Generally speaking, it's understood that if you see a mom with a baby looking for a place to sit, then it would be a pretty scummy thing to not give up your chair for them if you're perfectly healthy and able enough to stand up on your own and walk to another location or stand for a little bit.
Of course, there are plenty of reasons why someone wouldn't give up their seat for a mom with her child or is visibly pregnant, but it really isn't a good look if you're the person sitting down and you outright tell that mama, "no, find another place to sit down."
However, there are a lot of people who seem to agree with this one Mumsnet user's decision to tell a mom to kick rocks when she was asked to give up prime seating at a park.
The mom in question was pushing a baby in a stroller with a toddler in tow when user @dosmamasttadopt was asked to give up a table she was saving for her and her wife. But she declined and asked other members of the forum if she was in the wrong for doing so.
She relayed her story: "So my wife and I (same sex couple) are on holiday, we went for a walk this morning and ended up at a tea room where we stopped for cream tea and scones. The tea room was next to a river/stream and the courtyard had one side of picnic tables with umbrellas in the sun over looking the river (good tables) and then another side of the courtyard in the shade were small metal two seater tables (crap tables)."
"We walked in with our dogs and nabbed the last picnic table. Behind our table was a 2m empty gap where the entrance wall/archway was (this is important). My wife went into order. I sat messing on my phone. A lady with a toddler and a sleeping baby in a buggy came into the courtyard had a look around, there were no picnic tables left so she went back through the archway in the direction of the tea room."

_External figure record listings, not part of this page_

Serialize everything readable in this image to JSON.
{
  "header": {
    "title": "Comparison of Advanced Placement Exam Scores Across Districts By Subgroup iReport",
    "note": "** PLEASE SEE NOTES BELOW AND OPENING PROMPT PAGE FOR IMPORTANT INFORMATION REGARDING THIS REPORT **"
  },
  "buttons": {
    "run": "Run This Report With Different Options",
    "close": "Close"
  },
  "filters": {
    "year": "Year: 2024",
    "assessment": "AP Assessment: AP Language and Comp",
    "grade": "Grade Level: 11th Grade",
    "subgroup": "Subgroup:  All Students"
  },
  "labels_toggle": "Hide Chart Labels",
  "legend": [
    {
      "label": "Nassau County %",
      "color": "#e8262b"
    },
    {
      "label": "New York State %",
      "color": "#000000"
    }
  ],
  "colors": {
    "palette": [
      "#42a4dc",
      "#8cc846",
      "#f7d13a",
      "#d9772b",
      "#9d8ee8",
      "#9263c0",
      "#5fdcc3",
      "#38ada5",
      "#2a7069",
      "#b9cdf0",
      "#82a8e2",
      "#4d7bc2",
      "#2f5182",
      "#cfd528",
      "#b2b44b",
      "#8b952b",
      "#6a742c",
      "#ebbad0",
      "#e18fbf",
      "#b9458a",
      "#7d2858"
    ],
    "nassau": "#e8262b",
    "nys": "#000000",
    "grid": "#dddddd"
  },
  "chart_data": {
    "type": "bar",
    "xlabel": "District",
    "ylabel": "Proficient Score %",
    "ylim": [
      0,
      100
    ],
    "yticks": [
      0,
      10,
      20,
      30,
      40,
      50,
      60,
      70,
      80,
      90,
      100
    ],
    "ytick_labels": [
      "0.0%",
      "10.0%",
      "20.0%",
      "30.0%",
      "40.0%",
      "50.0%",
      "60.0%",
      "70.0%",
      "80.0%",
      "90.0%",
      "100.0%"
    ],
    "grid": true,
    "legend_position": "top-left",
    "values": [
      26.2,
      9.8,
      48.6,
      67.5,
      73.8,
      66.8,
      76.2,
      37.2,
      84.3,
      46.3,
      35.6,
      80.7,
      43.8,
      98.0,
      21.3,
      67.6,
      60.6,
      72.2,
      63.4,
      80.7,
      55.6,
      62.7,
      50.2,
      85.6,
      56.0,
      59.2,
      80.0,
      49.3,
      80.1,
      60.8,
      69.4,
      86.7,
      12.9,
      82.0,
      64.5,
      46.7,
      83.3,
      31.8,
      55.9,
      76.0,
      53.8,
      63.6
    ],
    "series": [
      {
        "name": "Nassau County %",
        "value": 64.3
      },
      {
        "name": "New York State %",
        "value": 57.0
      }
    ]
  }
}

The Mumsnet user went on "About 10 seconds later she came back in and asked if I could move tables so she could sit with her toddler and baby, her husband was inside ordering. I said my wife is inside ordering it's not just me here. She asked how many of us were there? I said it's me,my wife and my dogs are under the table (asleep)."

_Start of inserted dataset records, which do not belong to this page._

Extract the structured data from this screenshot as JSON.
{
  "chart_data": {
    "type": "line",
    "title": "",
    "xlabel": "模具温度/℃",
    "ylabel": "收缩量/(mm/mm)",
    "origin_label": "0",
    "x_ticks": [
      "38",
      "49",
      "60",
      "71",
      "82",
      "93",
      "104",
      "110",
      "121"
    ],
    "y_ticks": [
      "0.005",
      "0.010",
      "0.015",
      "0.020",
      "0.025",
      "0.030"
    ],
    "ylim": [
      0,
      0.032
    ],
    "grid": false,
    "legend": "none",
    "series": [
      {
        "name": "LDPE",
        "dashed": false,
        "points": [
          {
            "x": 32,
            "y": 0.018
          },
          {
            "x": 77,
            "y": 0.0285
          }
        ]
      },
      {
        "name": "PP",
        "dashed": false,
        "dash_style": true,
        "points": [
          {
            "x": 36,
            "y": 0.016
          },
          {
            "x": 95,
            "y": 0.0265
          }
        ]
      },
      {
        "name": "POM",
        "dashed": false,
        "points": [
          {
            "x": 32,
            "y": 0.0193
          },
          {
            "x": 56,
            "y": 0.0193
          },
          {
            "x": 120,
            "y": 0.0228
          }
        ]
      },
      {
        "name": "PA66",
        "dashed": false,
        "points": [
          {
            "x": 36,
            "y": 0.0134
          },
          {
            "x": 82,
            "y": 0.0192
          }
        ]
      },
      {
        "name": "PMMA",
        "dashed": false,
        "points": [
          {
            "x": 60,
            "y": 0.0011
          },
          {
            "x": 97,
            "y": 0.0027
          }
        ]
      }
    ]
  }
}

"She asked again there are four of us and only two of you, it would be really helpful because the baby is asleep and I can put the buggy behind us in the gap and watch her. I said I'm really sorry but no this is a really nice spot that's why we chose it. It was gorgeous, the sun was shining, perfect shade under the umbrella and the river was flowing."

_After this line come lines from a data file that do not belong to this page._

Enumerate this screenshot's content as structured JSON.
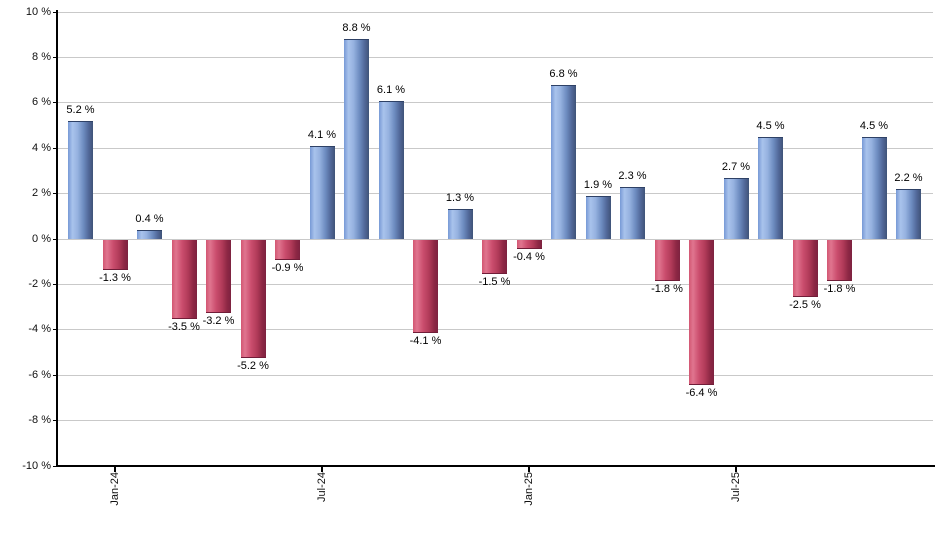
{
  "chart_data": {
    "type": "bar",
    "title": "",
    "xlabel": "",
    "ylabel": "",
    "ylim": [
      -10,
      10
    ],
    "grid": "horizontal",
    "legend": "none",
    "y_ticks": [
      {
        "value": 10,
        "label": "10 %"
      },
      {
        "value": 8,
        "label": "8 %"
      },
      {
        "value": 6,
        "label": "6 %"
      },
      {
        "value": 4,
        "label": "4 %"
      },
      {
        "value": 2,
        "label": "2 %"
      },
      {
        "value": 0,
        "label": "0 %"
      },
      {
        "value": -2,
        "label": "-2 %"
      },
      {
        "value": -4,
        "label": "-4 %"
      },
      {
        "value": -6,
        "label": "-6 %"
      },
      {
        "value": -8,
        "label": "-8 %"
      },
      {
        "value": -10,
        "label": "-10 %"
      }
    ],
    "values": [
      5.2,
      -1.3,
      0.4,
      -3.5,
      -3.2,
      -5.2,
      -0.9,
      4.1,
      8.8,
      6.1,
      -4.1,
      1.3,
      -1.5,
      -0.4,
      6.8,
      1.9,
      2.3,
      -1.8,
      -6.4,
      2.7,
      4.5,
      -2.5,
      -1.8,
      4.5,
      2.2
    ],
    "value_labels": [
      "5.2 %",
      "-1.3 %",
      "0.4 %",
      "-3.5 %",
      "-3.2 %",
      "-5.2 %",
      "-0.9 %",
      "4.1 %",
      "8.8 %",
      "6.1 %",
      "-4.1 %",
      "1.3 %",
      "-1.5 %",
      "-0.4 %",
      "6.8 %",
      "1.9 %",
      "2.3 %",
      "-1.8 %",
      "-6.4 %",
      "2.7 %",
      "4.5 %",
      "-2.5 %",
      "-1.8 %",
      "4.5 %",
      "2.2 %"
    ],
    "x_ticks": [
      {
        "label": "Jan-24",
        "index": 1
      },
      {
        "label": "Jul-24",
        "index": 7
      },
      {
        "label": "Jan-25",
        "index": 13
      },
      {
        "label": "Jul-25",
        "index": 19
      }
    ],
    "colors": {
      "positive_bar": "#7b9ad4",
      "negative_bar": "#cf4d6d",
      "gridline": "#c9c9c9",
      "axis": "#000000",
      "label_text": "#000000"
    }
  }
}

"I was getting more embarrassed and felt like a crank. An older couple a few tables down offered their table and they would move to the two-seater. She said no she specifically needs this table for the buggy to be out of the way and so she could sit and be next to the baby as she slept."
"I again kind of shrugged and said I'm sorry but no we aren't moving. She shook her head at me looked around the courtyard a bit longer and then grabbed the toddler/buggy and left."
"My wife came back with the food, I told her what happened and she was chuffed that I stood my ground. I was too full of adrenaline to really enjoy the scones or even the nice picnic table, flowing river and sunshine. I was fuming that I was put in that position."
"Two childless women are pretty much invisible in societies eyes and it really annoyed me. We are childless because of infertility and it stings to be thought of as unworthy of that experience because a mum and baby walked in and thought they had more of a right to that picnic table than us. Although Im sure it's not that deep."
She continued, "We passed her out the front on the way out she was at a picnic table but it was in the shade next to the carpark. The baby was still asleep and buggy was right next to their table out of the way. So she actually got what she wanted anyway."
She continued, "If that's what is was, or if it was the entire sunshine/river view she wanted. She just fumed/stared at us as we passed, she obviously pointed us out to her husband who looked around at us but didn't really let on."
OP wanted to know if she was in the wrong for not giving up the seat and folks had differing opinions in the comments section of her post.
Some users called the mom "rude and entitled" and speculated that the situation would've been much different if she was a man seated at the table. Others said that she was right to stand her ground to the stranger, children or not.
Others thought that she was conflating her sexual orientation with the story in an attempt to make it seem like she was unjustly targeted without any type of evidence/merit to suggest she was the target of discrimination. The same user said that if they were in the same position then they would've most likely just moved.
However, according to OP, this detail was absolutely relevant, as she said this was "the second time it's happened" on her vacation and seeing children is a sore subject for her and her wife because her spouse suffered a miscarriage.
And then there were others who said that while they would've probably moved for the mom that OP was entirely in the right to decline the woman seating at the table.
What do you think? Should OP have just bit the bullet and moved her seat? Or should the mom not expect other people to acquiesce to her requests because she decided to have children?